Нельзя сказать, чтобы должность эта, и особенно в такие времена, меня очень привлекала, но с одной стороны — ничего другого, более подходящего, мне не представлялось, а с другой — я продолжал держаться принципа, проповедуемого дядей Гришей Трубецким: «не сдавать никаких позиций». Кроме того, состав правления «Земгаубицы» был приятный. Не строя иллюзий в отношении длительности моей службы — при Временном правительстве все было «временным»,— я сделался членом правления «Земгаубицы». Действительно, работа моя в правлении была очень кратковременна. Хотя мы — правление — и были представителями не «капиталистов», а общественной организации, все же через месяц-другой рабочий комитет завода выразил нам «недоверие» (в частности «товарищам-князьям, которые никогда товарищами нам не будут») и нам-таки пришлось «сдать позиции» революционному пролетариату. Плетью обуха не перешибешь!
Когда я был, правда мирно, но все же выперт из правления завода, Всероссийский Земский Союз, представителем которого я там являлся, назначил меня уполномоченным в финансовый отдел Главного Комитета, где я и пробыл до самого захвата ВЗС большевиками. Кстати, когда последние пришли захватывать кассу Союза, где было тогда, если не ошибаюсь, миллиона два рублей, два большевика-интеллигента из состава служащих ВЗС очень настаивали, чтобы деньги из нашей кассы в кассу Совета рабочих депутатов были бы перевезены непременно в присутствии моего двоюродного брата гр.
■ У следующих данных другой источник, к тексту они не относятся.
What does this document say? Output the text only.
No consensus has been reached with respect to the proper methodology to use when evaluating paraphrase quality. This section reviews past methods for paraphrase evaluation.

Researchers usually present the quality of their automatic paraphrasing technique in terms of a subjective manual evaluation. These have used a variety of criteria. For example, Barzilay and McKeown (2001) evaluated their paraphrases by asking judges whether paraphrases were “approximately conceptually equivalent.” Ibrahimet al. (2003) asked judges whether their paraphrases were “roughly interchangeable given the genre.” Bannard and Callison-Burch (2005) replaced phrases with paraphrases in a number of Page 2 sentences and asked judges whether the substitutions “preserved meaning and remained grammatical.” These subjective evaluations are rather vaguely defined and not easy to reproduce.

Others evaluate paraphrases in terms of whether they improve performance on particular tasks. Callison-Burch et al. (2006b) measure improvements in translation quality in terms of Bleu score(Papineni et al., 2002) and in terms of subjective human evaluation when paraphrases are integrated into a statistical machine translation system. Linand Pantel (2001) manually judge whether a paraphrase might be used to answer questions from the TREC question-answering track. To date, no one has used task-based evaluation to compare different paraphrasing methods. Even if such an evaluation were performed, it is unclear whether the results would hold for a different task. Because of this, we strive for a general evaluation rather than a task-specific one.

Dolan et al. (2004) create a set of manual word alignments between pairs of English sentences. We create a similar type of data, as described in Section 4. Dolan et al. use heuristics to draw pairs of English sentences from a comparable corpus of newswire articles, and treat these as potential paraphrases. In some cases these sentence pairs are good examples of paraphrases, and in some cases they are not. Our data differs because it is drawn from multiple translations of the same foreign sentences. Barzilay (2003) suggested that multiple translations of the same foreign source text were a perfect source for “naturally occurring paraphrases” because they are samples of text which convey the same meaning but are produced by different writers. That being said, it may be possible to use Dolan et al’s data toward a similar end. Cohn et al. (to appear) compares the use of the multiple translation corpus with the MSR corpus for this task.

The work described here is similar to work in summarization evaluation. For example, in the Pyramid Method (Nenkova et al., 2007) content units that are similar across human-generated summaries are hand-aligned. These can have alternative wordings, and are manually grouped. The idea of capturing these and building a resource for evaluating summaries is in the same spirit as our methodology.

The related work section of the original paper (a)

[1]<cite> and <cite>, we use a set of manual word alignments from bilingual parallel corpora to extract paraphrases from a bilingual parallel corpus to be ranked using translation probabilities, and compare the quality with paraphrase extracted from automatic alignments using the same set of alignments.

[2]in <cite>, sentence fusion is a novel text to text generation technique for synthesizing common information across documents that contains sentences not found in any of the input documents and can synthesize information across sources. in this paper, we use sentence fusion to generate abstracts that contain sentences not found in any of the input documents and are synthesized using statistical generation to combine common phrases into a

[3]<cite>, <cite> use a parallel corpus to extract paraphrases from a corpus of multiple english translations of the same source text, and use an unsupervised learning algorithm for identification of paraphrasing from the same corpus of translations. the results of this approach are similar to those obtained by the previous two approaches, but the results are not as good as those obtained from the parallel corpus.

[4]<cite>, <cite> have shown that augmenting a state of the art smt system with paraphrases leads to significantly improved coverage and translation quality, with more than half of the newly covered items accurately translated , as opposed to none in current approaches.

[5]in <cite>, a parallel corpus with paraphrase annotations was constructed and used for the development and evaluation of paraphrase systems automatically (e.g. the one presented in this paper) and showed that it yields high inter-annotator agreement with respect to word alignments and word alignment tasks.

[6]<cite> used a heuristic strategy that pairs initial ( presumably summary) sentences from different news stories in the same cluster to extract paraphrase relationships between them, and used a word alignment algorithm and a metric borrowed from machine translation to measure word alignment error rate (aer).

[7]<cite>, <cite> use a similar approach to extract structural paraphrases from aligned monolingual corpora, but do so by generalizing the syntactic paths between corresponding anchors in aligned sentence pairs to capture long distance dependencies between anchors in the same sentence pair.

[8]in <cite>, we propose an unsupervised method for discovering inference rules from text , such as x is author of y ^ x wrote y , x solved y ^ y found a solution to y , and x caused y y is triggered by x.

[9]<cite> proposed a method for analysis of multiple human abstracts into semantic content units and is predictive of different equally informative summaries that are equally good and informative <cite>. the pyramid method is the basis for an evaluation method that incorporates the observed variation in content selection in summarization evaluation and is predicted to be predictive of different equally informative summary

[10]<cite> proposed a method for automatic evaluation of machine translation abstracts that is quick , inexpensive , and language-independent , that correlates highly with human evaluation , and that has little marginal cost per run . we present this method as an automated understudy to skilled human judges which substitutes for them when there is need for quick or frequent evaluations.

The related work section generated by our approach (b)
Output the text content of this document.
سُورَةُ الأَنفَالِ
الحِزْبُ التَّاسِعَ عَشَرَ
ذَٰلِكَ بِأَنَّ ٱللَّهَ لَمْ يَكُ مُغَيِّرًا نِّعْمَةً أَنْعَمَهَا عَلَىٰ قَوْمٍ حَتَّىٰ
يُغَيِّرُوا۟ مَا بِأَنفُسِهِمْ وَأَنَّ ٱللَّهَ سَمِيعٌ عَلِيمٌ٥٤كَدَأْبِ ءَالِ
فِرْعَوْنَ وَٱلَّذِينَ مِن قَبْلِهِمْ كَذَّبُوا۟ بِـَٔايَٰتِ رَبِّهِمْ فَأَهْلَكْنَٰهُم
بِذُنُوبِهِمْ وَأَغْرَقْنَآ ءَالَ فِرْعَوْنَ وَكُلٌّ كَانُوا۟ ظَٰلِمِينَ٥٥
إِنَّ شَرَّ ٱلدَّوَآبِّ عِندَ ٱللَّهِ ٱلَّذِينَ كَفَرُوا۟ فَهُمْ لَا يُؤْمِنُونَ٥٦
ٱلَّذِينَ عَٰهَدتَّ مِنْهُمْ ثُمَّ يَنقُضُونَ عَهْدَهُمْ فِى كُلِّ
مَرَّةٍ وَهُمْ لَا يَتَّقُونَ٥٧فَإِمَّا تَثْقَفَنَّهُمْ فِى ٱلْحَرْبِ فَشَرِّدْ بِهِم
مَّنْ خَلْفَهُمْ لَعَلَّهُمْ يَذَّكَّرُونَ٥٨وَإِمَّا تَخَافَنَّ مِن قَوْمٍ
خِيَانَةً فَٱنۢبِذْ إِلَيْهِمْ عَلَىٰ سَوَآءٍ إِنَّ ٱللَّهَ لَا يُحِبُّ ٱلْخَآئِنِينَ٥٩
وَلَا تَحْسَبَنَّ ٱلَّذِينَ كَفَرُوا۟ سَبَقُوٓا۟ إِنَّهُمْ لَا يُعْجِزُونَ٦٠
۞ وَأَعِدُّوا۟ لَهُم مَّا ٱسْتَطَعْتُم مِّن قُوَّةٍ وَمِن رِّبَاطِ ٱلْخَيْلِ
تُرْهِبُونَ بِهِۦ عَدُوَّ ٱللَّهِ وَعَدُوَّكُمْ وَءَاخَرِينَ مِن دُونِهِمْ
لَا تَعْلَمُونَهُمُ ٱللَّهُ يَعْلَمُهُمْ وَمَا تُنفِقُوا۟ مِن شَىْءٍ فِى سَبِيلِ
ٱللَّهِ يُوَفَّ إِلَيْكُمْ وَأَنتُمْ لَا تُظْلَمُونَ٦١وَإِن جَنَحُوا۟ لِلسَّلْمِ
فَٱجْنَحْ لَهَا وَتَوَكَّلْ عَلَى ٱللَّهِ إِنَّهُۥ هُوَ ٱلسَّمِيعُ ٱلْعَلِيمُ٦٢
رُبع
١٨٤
Юрия Олсуфьева и моем (мы оба состояли в финансовом отделе, заведовал которым Олсуфьев). Наши «зембольшевики» явно боялись того, что деньги иначе пропадут дорогой. Конечно, мы оба решительно отказались принимать участие в переносе насильственно забранных в нашей кассе денег. Выдать их мы были принуждены, «подчиняясь силе», но я должен сказать, что с нами при этом обошлись не грубо и даже (к нашему удивлению!) выдали по нашему требованию расписку в принятой сумме.
В Москве наша семья поселилась в доме моей тети, Софьи Александровны Петрово-Соловово (сестры моей матери) на Новинском бульваре, № 111, почти ровно напротив гагаринского дома. Постепенно обе наши семьи — Трубецкие и Соловые — собрались там полностью. Брат Саша должен был, как и многие хорошие офицеры, уйти из своего полка (лейб-гв. Конно-Гренадерского), где его положение после революции постепенно сделалось совершенно невыносимым. Он стремился снова попасть в армию, подумывая о казачьих частях, о которых говорили, что они менее разложены революционным духом, чем другие части. Папа был по этому поводу в переписке с Донским атаманом Калединым, с которым он был лично знаком. Помню длинное собственноручное письмо последнего, поразившее меня своим общим безнадежным пессимизмом. В частности, о Саше, Каледин говорил, что хорошие офицеры ему очень нужны, но при нынешнем настроении казаков, не-казачьих офицеров он использовать никак не может... Выражались надежды на будущее, но было ясно, что сам Каледин уже терял — или даже потерял — всякую надежду на спасение казачества и России. Когда я позднее узнал о самоубийстве Каледина, я вспомнил это письмо.
В ту пору мы в Москве еще были склонны строить иллюзии в отношении казачества, и я помню, какое грустное и отрезвляющее впечатление произвело тогда на меня письмо покойного и твердого Каледина на фоне этих московских «казачьих надежд».